IBM also announced, in January, an agreement to sell much of its Intel-based x86 server business to Lenovo.
“This divestiture is consistent with our continuing strategy of exiting lower-margin businesses, such as PCs, hard-disk drives and retail store solutions,” Rometty added.
“But let me be clear—we are not exiting hardware.
“IBM will remain a leader in high-performance and high-end systems, storage and cognitive computing, and we will continue to invest in R&D for advanced semiconductor technology.”
The second challenge involves the world’s growth markets. While IBM’s growth in Latin America and Middle East and Africa was strong, Rometty acknowledged that enterprise spending slowed in other key growth markets.

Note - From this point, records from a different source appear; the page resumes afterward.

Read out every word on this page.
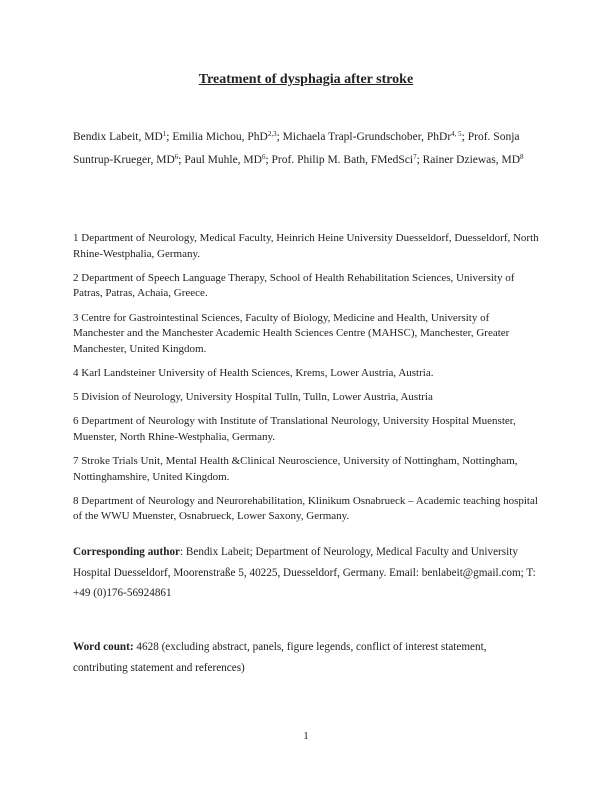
Treatment of dysphagia after stroke
Bendix Labeit, $MD^1$; Emilia Michou, PhD$^{2,3}$; Michaela Trapl-Grundschober, PhDr$^{4, 5}$; Prof. Sonja Suntrup-Krueger, $MD^6$; Paul Muhle, $MD^6$; Prof. Philip M. Bath, FMedSci$^7$; Rainer Dziewas, $MD^8$

1 Department of Neurology, Medical Faculty, Heinrich Heine University Duesseldorf, Duesseldorf, North Rhine-Westphalia, Germany.

2 Department of Speech Language Therapy, School of Health Rehabilitation Sciences, University of Patras, Patras, Achaia, Greece.

3 Centre for Gastrointestinal Sciences, Faculty of Biology, Medicine and Health, University of Manchester and the Manchester Academic Health Sciences Centre (MAHSC), Manchester, Greater Manchester, United Kingdom.

4 Karl Landsteiner University of Health Sciences, Krems, Lower Austria, Austria.

5 Division of Neurology, University Hospital Tulln, Tulln, Lower Austria, Austria

6 Department of Neurology with Institute of Translational Neurology, University Hospital Muenster, Muenster, North Rhine-Westphalia, Germany.

7 Stroke Trials Unit, Mental Health &Clinical Neuroscience, University of Nottingham, Nottingham, Nottinghamshire, United Kingdom.

8 Department of Neurology and Neurorehabilitation, Klinikum Osnabrueck – Academic teaching hospital of the WWU Muenster, Osnabrueck, Lower Saxony, Germany.

Corresponding author: Bendix Labeit; Department of Neurology, Medical Faculty and University Hospital Duesseldorf, Moorenstraße 5, 40225, Duesseldorf, Germany. Email: benlabeit@gmail.com; T: +49 (0)176-56924861
Word count: 4628 (excluding abstract, panels, figure legends, conflict of interest statement, contributing statement and references)
1
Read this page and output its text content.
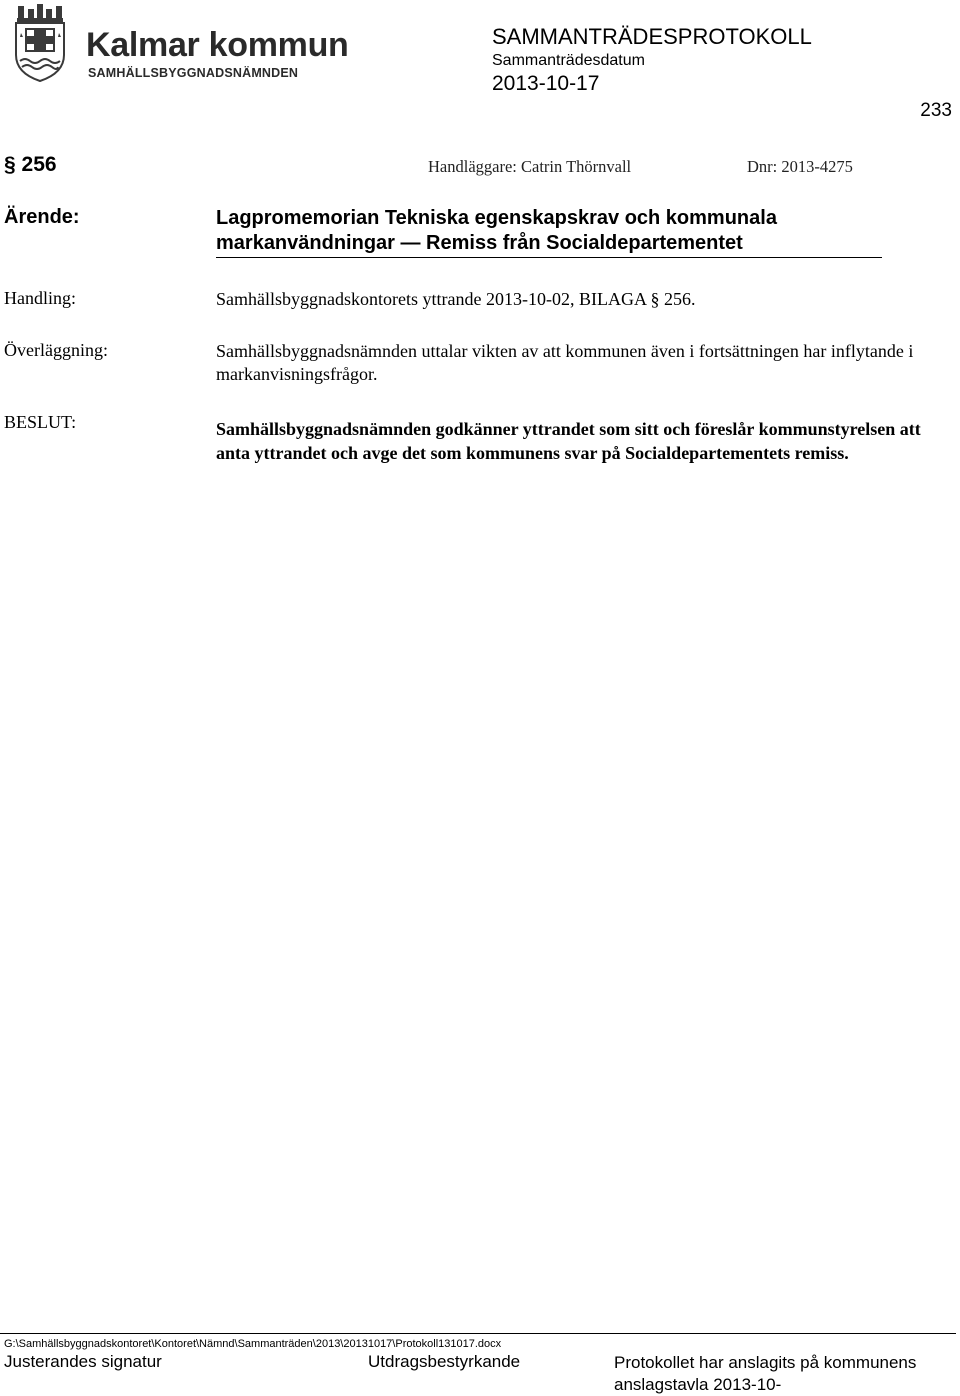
Kalmar kommun
SAMHÄLLSBYGGNADSNÄMNDEN
SAMMANTRÄDESPROTOKOLL
Sammanträdesdatum
2013-10-17
233
§ 256	Handläggare: Catrin Thörnvall	Dnr: 2013-4275
Ärende:	Lagpromemorian Tekniska egenskapskrav och kommunala markanvändningar — Remiss från Socialdepartementet
Handling:	Samhällsbyggnadskontorets yttrande 2013-10-02, BILAGA § 256.
Överläggning:	Samhällsbyggnadsnämnden uttalar vikten av att kommunen även i fortsättningen har inflytande i markanvisningsfrågor.
BESLUT:	Samhällsbyggnadsnämnden godkänner yttrandet som sitt och föreslår kommunstyrelsen att anta yttrandet och avge det som kommunens svar på Socialdepartementets remiss.
G:\Samhällsbyggnadskontoret\Kontoret\Nämnd\Sammanträden\2013\20131017\Protokoll131017.docx
Justerandes signatur	Utdragsbestyrkande	Protokollet har anslagits på kommunens anslagstavla 2013-10-
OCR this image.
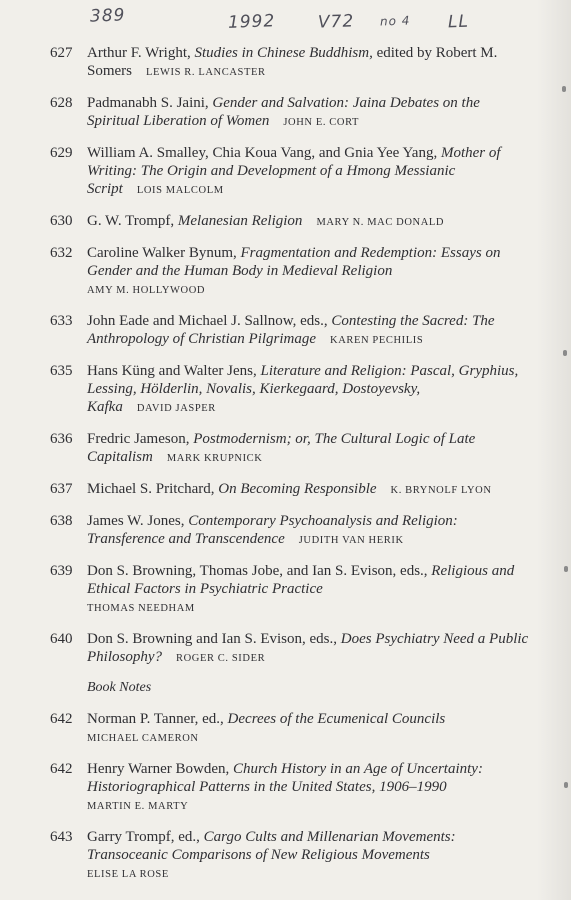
389	1992 V72 no 4 LL
627 Arthur F. Wright, Studies in Chinese Buddhism, edited by Robert M. Somers LEWIS R. LANCASTER
628 Padmanabh S. Jaini, Gender and Salvation: Jaina Debates on the Spiritual Liberation of Women JOHN E. CORT
629 William A. Smalley, Chia Koua Vang, and Gnia Yee Yang, Mother of Writing: The Origin and Development of a Hmong Messianic Script LOIS MALCOLM
630 G. W. Trompf, Melanesian Religion MARY N. MAC DONALD
632 Caroline Walker Bynum, Fragmentation and Redemption: Essays on Gender and the Human Body in Medieval Religion
AMY M. HOLLYWOOD
633 John Eade and Michael J. Sallnow, eds., Contesting the Sacred: The Anthropology of Christian Pilgrimage KAREN PECHILIS
635 Hans Küng and Walter Jens, Literature and Religion: Pascal, Gryphius, Lessing, Hölderlin, Novalis, Kierkegaard, Dostoyevsky, Kafka DAVID JASPER
636 Fredric Jameson, Postmodernism; or, The Cultural Logic of Late Capitalism MARK KRUPNICK
637 Michael S. Pritchard, On Becoming Responsible K. BRYNOLF LYON
638 James W. Jones, Contemporary Psychoanalysis and Religion: Transference and Transcendence JUDITH VAN HERIK
639 Don S. Browning, Thomas Jobe, and Ian S. Evison, eds., Religious and Ethical Factors in Psychiatric Practice
THOMAS NEEDHAM
640 Don S. Browning and Ian S. Evison, eds., Does Psychiatry Need a Public Philosophy? ROGER C. SIDER
Book Notes
642 Norman P. Tanner, ed., Decrees of the Ecumenical Councils
MICHAEL CAMERON
642 Henry Warner Bowden, Church History in an Age of Uncertainty: Historiographical Patterns in the United States, 1906–1990
MARTIN E. MARTY
643 Garry Trompf, ed., Cargo Cults and Millenarian Movements: Transoceanic Comparisons of New Religious Movements
ELISE LA ROSE
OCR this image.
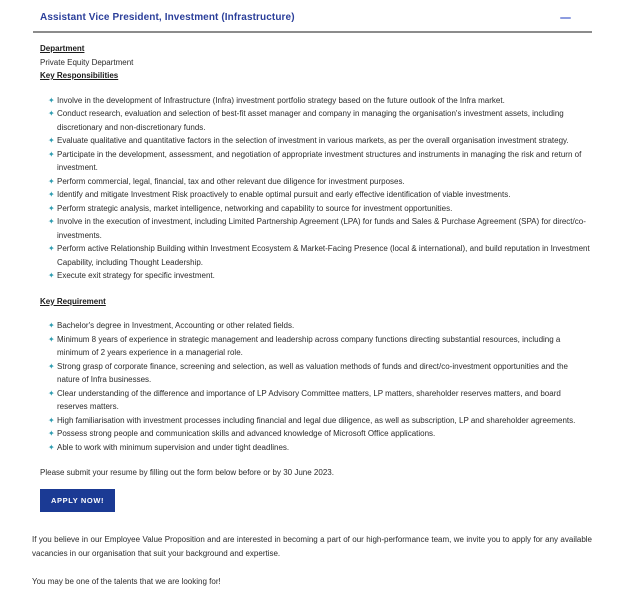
Assistant Vice President, Investment (Infrastructure)
Department
Private Equity Department
Key Responsibilities
✦ Involve in the development of Infrastructure (Infra) investment portfolio strategy based on the future outlook of the Infra market.
✦ Conduct research, evaluation and selection of best-fit asset manager and company in managing the organisation's investment assets, including discretionary and non-discretionary funds.
✦ Evaluate qualitative and quantitative factors in the selection of investment in various markets, as per the overall organisation investment strategy.
✦ Participate in the development, assessment, and negotiation of appropriate investment structures and instruments in managing the risk and return of investment.
✦ Perform commercial, legal, financial, tax and other relevant due diligence for investment purposes.
✦ Identify and mitigate Investment Risk proactively to enable optimal pursuit and early effective identification of viable investments.
✦ Perform strategic analysis, market intelligence, networking and capability to source for investment opportunities.
✦ Involve in the execution of investment, including Limited Partnership Agreement (LPA) for funds and Sales & Purchase Agreement (SPA) for direct/co-investments.
✦ Perform active Relationship Building within Investment Ecosystem & Market-Facing Presence (local & international), and build reputation in Investment Capability, including Thought Leadership.
✦ Execute exit strategy for specific investment.
Key Requirement
✦ Bachelor's degree in Investment, Accounting or other related fields.
✦ Minimum 8 years of experience in strategic management and leadership across company functions directing substantial resources, including a minimum of 2 years experience in a managerial role.
✦ Strong grasp of corporate finance, screening and selection, as well as valuation methods of funds and direct/co-investment opportunities and the nature of Infra businesses.
✦ Clear understanding of the difference and importance of LP Advisory Committee matters, LP matters, shareholder reserves matters, and board reserves matters.
✦ High familiarisation with investment processes including financial and legal due diligence, as well as subscription, LP and shareholder agreements.
✦ Possess strong people and communication skills and advanced knowledge of Microsoft Office applications.
✦ Able to work with minimum supervision and under tight deadlines.
Please submit your resume by filling out the form below before or by 30 June 2023.
APPLY NOW!

If you believe in our Employee Value Proposition and are interested in becoming a part of our high-performance team, we invite you to apply for any available vacancies in our organisation that suit your background and expertise.

You may be one of the talents that we are looking for!
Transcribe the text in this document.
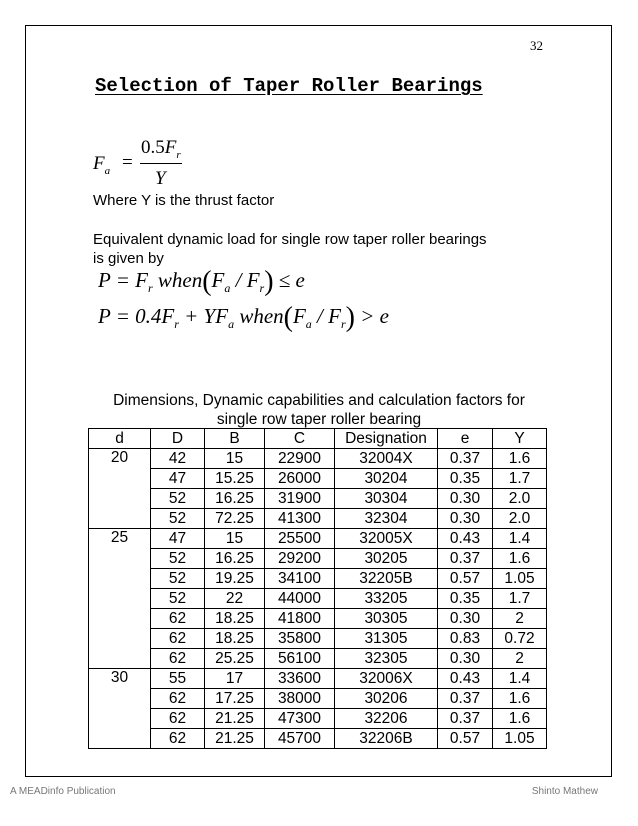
32
Selection of Taper Roller Bearings
$F_a$ =
$0.5F_r$
Y
Where Y is the thrust factor
Equivalent dynamic load for single row taper roller bearings
is given by
$P = F_r$ $when(F_a / F_r) \le e$
$P = 0.4F_r + YF_a$ $when(F_a / F_r) > e$
Dimensions, Dynamic capabilities and calculation factors for
single row taper roller bearing
d	D	B	C	Designation	e	Y
20	42	15	22900	32004X	0.37	1.6
	47	15.25	26000	30204	0.35	1.7
	52	16.25	31900	30304	0.30	2.0
	52	72.25	41300	32304	0.30	2.0
25	47	15	25500	32005X	0.43	1.4
	52	16.25	29200	30205	0.37	1.6
	52	19.25	34100	32205B	0.57	1.05
	52	22	44000	33205	0.35	1.7
	62	18.25	41800	30305	0.30	2
	62	18.25	35800	31305	0.83	0.72
	62	25.25	56100	32305	0.30	2
30	55	17	33600	32006X	0.43	1.4
	62	17.25	38000	30206	0.37	1.6
	62	21.25	47300	32206	0.37	1.6
	62	21.25	45700	32206B	0.57	1.05
A MEADinfo Publication	Shinto Mathew
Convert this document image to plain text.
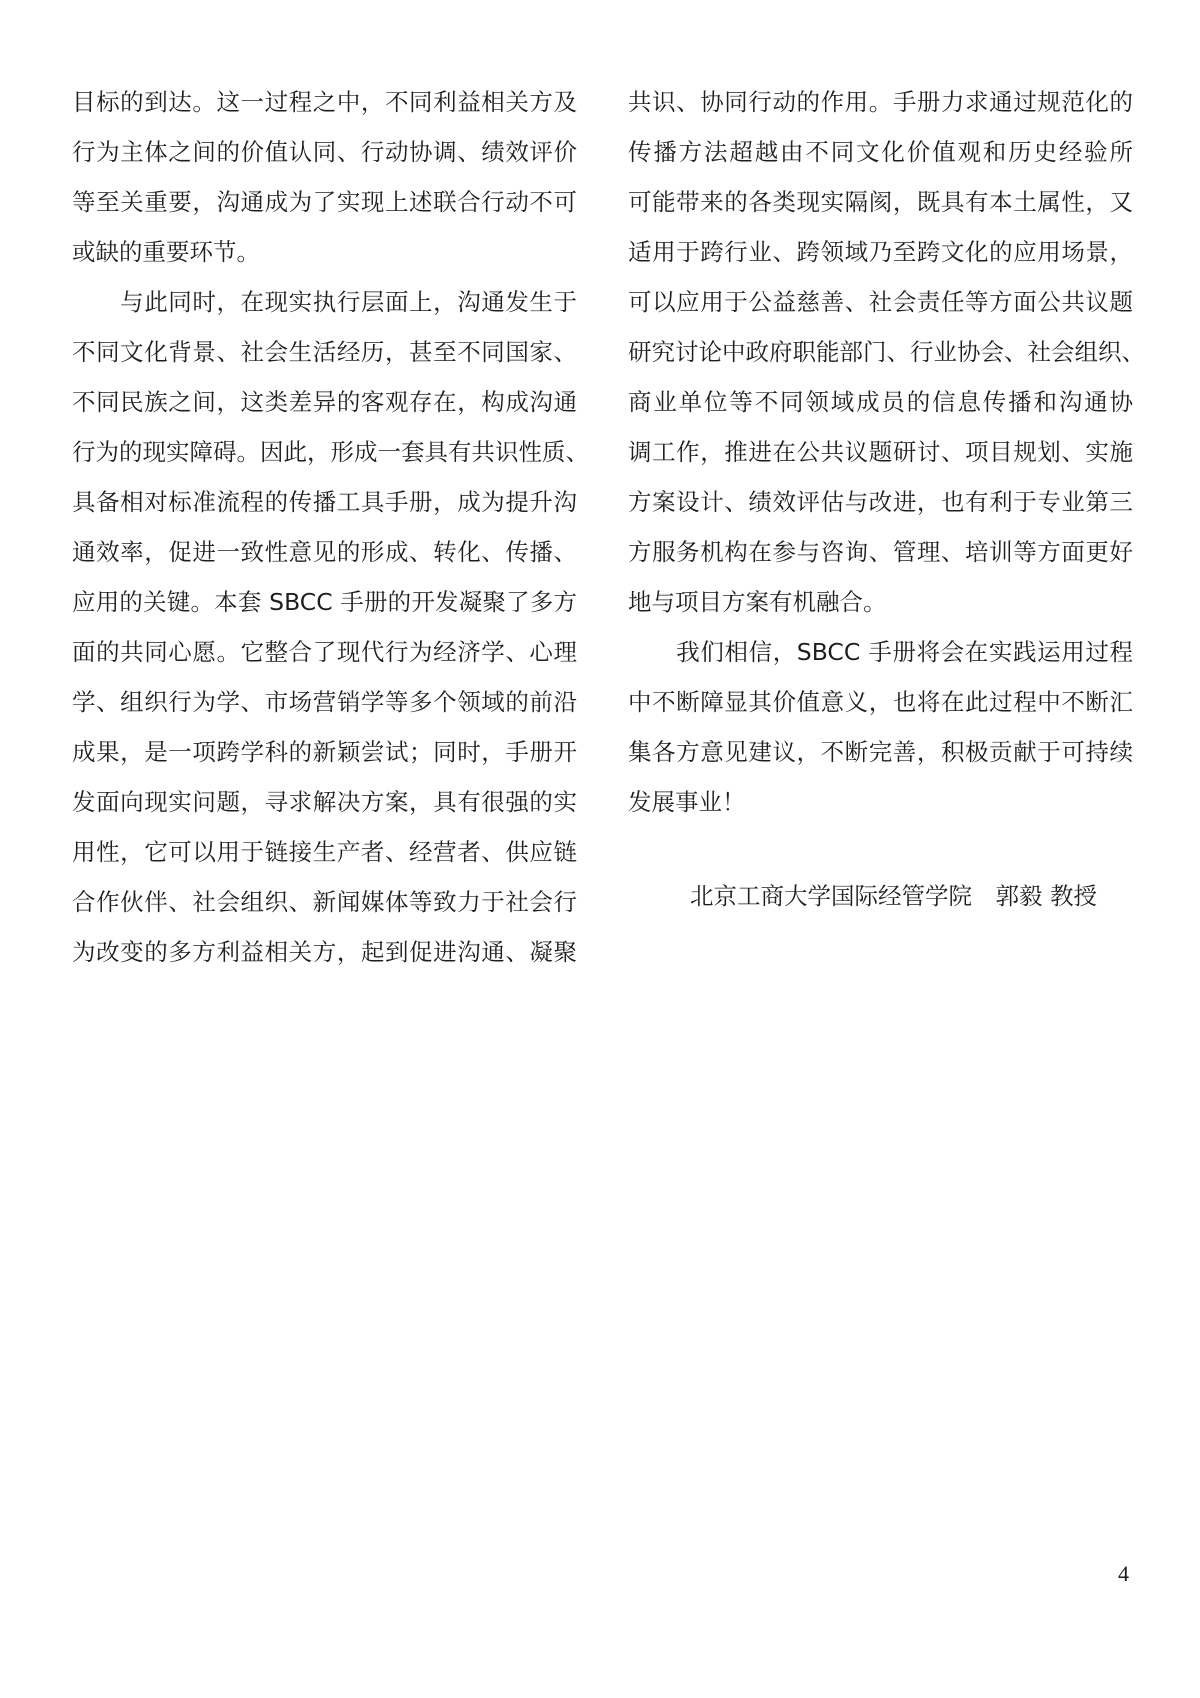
目标的到达。这一过程之中，不同利益相关方及
行为主体之间的价值认同、行动协调、绩效评价
等至关重要，沟通成为了实现上述联合行动不可
或缺的重要环节。
　　与此同时，在现实执行层面上，沟通发生于
不同文化背景、社会生活经历，甚至不同国家、
不同民族之间，这类差异的客观存在，构成沟通
行为的现实障碍。因此，形成一套具有共识性质、
具备相对标准流程的传播工具手册，成为提升沟
通效率，促进一致性意见的形成、转化、传播、
应用的关键。本套 SBCC 手册的开发凝聚了多方
面的共同心愿。它整合了现代行为经济学、心理
学、组织行为学、市场营销学等多个领域的前沿
成果，是一项跨学科的新颖尝试；同时，手册开
发面向现实问题，寻求解决方案，具有很强的实
用性，它可以用于链接生产者、经营者、供应链
合作伙伴、社会组织、新闻媒体等致力于社会行
为改变的多方利益相关方，起到促进沟通、凝聚
共识、协同行动的作用。手册力求通过规范化的
传播方法超越由不同文化价值观和历史经验所
可能带来的各类现实隔阂，既具有本土属性，又
适用于跨行业、跨领域乃至跨文化的应用场景，
可以应用于公益慈善、社会责任等方面公共议题
研究讨论中政府职能部门、行业协会、社会组织、
商业单位等不同领域成员的信息传播和沟通协
调工作，推进在公共议题研讨、项目规划、实施
方案设计、绩效评估与改进，也有利于专业第三
方服务机构在参与咨询、管理、培训等方面更好
地与项目方案有机融合。
　　我们相信，SBCC 手册将会在实践运用过程
中不断障显其价值意义，也将在此过程中不断汇
集各方意见建议，不断完善，积极贡献于可持续
发展事业！
北京工商大学国际经管学院　郭毅 教授
4
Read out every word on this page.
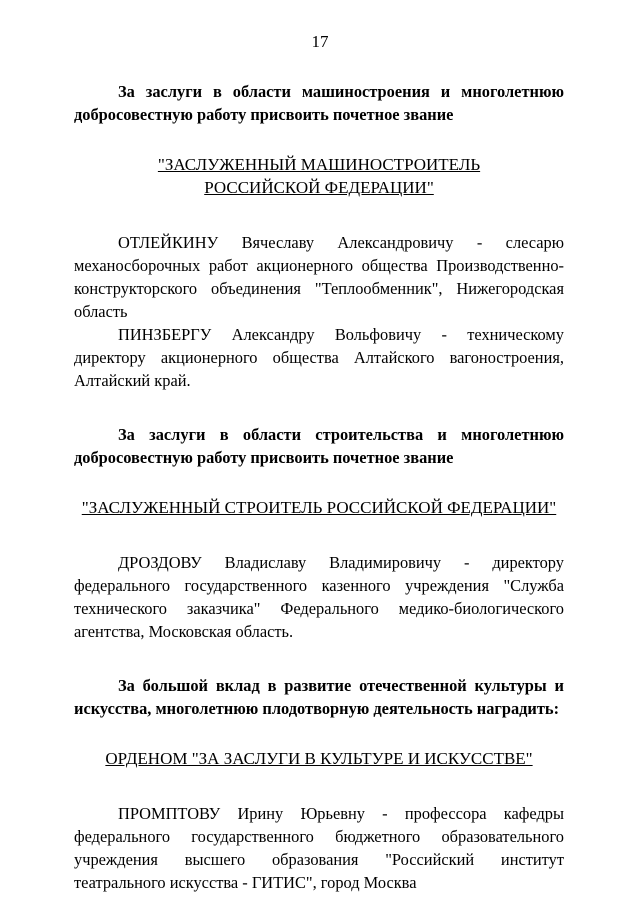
17

За заслуги в области машиностроения и многолетнюю добросовестную работу присвоить почетное звание

"ЗАСЛУЖЕННЫЙ МАШИНОСТРОИТЕЛЬ
РОССИЙСКОЙ ФЕДЕРАЦИИ"

ОТЛЕЙКИНУ Вячеславу Александровичу - слесарю механосборочных работ акционерного общества Производственно-конструкторского объединения "Теплообменник", Нижегородская область

ПИНЗБЕРГУ Александру Вольфовичу - техническому директору акционерного общества Алтайского вагоностроения, Алтайский край.

За заслуги в области строительства и многолетнюю добросовестную работу присвоить почетное звание

"ЗАСЛУЖЕННЫЙ СТРОИТЕЛЬ РОССИЙСКОЙ ФЕДЕРАЦИИ"

ДРОЗДОВУ Владиславу Владимировичу - директору федерального государственного казенного учреждения "Служба технического заказчика" Федерального медико-биологического агентства, Московская область.

За большой вклад в развитие отечественной культуры и искусства, многолетнюю плодотворную деятельность наградить:

ОРДЕНОМ "ЗА ЗАСЛУГИ В КУЛЬТУРЕ И ИСКУССТВЕ"

ПРОМПТОВУ Ирину Юрьевну - профессора кафедры федерального государственного бюджетного образовательного учреждения высшего образования "Российский институт театрального искусства - ГИТИС", город Москва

“We are intensifying focus on new growth opportunities,” she said. “Overall, the opportunity in the world’s growth markets remains attractive.”
But despite the admissions, Rometty argued that by many measures, it was a successful year for IBM.
The company’s diluted operating earnings per share in 2013 were $16.28, a new record. This marked 11 straight years of operating EPS growth, with the firm also growing operating net income by 2 percent, to $18 billion.
“In 2013 we invested $3.1 billion for 10 acquisitions,” Rometty added. “We invested $3.8 billion in net capital expenditures. We invested $6.2 billion in R&D, while earning the most US patents for the 21st straight year.
“While making all these investments in IBM’s future capabilities, we were able to return $17.9 billion to you in 2013—approximately $13.9 billion through gross share repurchases and $4.1 billion through dividends.
“Last year’s dividend increase was 12 percent, marking the 18th year in a row in which we have raised our dividend, and the 98th consecutive year in which we have paid one.”